Ao despontar uma idéia, procurava desesperadamente papel e caneta em minha bolsa para virtualizar minha memória – era um desespero frenético, pois as minhas idéias são muito fugazes; quando menos se espera elas batem asas e vão embora. Quem acompanhava a cena certamente imaginava-me louca. Principalmente ao observar as minhas incansáveis tentativas de escrever em com o veículo em movimento. Saía cada garrancho! Em pensamento eu desejava: “tomara que feche o sinal”, “tomara que alguém peça o ponto”. Ás vezes, entre a busca do papel e da caneta, uma parte da idéia era perdida, ou então eu mesma não conseguia decifrar os garranchos. Ô aperreio! Porém, penso eu, acho que agora encontrei uma forma de lidar com essas idéias danadinhas...

Há pouco tempo, comprei um telefone celular novo. Das muitas diferenças entre o meu aparelho anterior e o atual, esta é a melhor: a possibilidade de criar notas com até 3.000 caracteres! Isso corresponde a mais da metade – 80% – de uma página tamanho A4, escrita em fonte 12, e eu posso criar mais de 10 notas. No fim das contas, dá para escrever umas oito páginas.

Que maravilha o celular! Posso registrar os meus devaneios, uma idéia que não quero ver perdida, com a maior facilidade, sem ser notada por ninguém. O movimento do ônibus não interfere mais, na verdade ele nem é percebido, e, quando eu nem vejo, já cheguei ao meu destino, carregada de textos em meu bolso. Antes, na luta com a caneta e o papel, eu registrava um verso, tópicos, pontos importantes para serem desenvolvidos em momento oportuno. Agora eu escrevo parágrafos, estrofes, poemas completos. Por que é que eu não havia pensado nisso antes? Quantas idéias não teriam escapulido? Quantos versos registrados?

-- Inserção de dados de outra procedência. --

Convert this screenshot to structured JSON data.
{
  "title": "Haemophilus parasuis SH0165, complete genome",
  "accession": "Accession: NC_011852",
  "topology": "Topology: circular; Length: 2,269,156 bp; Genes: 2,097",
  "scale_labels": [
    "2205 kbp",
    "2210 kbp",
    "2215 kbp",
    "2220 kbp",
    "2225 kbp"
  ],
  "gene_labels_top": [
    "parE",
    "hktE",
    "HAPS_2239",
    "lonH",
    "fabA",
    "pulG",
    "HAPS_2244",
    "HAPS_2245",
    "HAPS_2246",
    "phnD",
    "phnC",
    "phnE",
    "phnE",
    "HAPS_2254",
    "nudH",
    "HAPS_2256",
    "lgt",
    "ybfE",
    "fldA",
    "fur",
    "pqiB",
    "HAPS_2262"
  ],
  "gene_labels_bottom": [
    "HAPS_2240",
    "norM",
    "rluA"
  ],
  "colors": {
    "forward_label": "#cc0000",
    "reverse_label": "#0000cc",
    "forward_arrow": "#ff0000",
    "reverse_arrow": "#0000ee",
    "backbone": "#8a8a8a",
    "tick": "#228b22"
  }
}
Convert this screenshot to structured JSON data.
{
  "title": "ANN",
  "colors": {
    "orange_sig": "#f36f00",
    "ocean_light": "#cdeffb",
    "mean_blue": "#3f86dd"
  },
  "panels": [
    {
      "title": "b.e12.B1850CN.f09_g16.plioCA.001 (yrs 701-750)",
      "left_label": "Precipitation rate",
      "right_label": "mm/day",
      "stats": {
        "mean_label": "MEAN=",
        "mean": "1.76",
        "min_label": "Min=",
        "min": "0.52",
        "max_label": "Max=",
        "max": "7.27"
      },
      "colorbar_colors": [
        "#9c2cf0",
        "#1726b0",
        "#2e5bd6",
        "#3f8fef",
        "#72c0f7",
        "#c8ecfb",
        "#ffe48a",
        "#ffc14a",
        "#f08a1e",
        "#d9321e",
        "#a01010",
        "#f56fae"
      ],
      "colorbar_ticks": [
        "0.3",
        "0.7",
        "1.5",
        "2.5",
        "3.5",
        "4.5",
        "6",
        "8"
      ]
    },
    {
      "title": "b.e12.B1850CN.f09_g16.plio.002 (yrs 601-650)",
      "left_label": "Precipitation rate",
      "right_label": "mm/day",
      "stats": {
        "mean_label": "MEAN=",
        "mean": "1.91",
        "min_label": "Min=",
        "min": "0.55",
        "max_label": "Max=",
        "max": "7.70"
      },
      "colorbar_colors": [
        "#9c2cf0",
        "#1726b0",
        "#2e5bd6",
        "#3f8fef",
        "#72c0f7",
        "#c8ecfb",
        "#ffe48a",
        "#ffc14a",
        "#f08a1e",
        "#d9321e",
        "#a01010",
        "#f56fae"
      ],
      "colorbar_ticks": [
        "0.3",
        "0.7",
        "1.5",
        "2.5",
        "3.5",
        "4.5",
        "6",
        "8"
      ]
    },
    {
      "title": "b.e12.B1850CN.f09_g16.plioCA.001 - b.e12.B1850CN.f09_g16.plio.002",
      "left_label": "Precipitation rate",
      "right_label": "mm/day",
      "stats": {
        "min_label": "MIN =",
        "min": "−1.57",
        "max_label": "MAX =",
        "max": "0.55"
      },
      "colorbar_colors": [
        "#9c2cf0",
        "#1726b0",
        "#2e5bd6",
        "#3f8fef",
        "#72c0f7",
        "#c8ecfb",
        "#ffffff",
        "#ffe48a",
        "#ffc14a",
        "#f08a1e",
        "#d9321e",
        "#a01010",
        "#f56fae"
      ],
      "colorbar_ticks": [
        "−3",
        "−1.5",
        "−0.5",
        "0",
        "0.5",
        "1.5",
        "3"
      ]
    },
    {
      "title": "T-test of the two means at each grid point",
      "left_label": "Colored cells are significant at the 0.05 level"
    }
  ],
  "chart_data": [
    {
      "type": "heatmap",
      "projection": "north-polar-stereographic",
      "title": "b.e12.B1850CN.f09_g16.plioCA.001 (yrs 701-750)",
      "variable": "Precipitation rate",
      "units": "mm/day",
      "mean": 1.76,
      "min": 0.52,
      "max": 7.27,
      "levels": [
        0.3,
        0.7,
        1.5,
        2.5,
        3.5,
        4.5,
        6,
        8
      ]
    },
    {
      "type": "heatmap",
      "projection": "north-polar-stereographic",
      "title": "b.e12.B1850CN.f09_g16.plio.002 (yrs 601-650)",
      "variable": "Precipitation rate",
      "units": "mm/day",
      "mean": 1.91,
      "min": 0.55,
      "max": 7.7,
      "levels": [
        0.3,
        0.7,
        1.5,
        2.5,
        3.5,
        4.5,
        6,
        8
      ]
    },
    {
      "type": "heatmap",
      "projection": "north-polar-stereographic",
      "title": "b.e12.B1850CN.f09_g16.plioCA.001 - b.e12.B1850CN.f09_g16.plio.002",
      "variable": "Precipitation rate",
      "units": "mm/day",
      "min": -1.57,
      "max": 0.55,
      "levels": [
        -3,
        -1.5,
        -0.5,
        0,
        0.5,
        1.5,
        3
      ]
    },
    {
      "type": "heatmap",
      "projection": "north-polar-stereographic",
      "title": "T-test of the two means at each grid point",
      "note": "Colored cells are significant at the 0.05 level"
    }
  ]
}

Ultimamente tenho pensado bastante, e trabalhado também, para comprar um carro – sair de casa mais tarde, chegar mais cedo –; aproveitar mais o meu tempo de estudo. Acho que vou desistir da idéia... Com um celular meio “note-book” e uns livros, o ônibus pode ser um local de estudo. Até o engarrafamento diário será menos entediante.

Para os meus companheiros de idéias fugidias, deixo uma dica: use o celular. Se a idéia for muito grande, como é o caso desse texto, que foi escrito enquanto eu me deslocava para o trabalho, os dedos irão doer um pouco. Mas o que é uma dorzinha na ponta dos dedos ante a felicidade de uma idéia?

Mas nem tudo são flores... Para não dizer que não falei dos espinhos1, pensemos em nossas cidades tão violentas. Há um grande risco de o celular ser roubado por algum ladrão observador da minha peripécia. Dói imaginar: eu descendo do ônibus, sendo abordada e... Ô aperreio! Depois de tanto trabalho para não deixar as idéias escapar, vê-las ser levadas por alguém que, provavelmente, não vai aproveitá-las; fugindo presas no bolso do larápio.

1 Em alusão à música de Geraldo Vandré.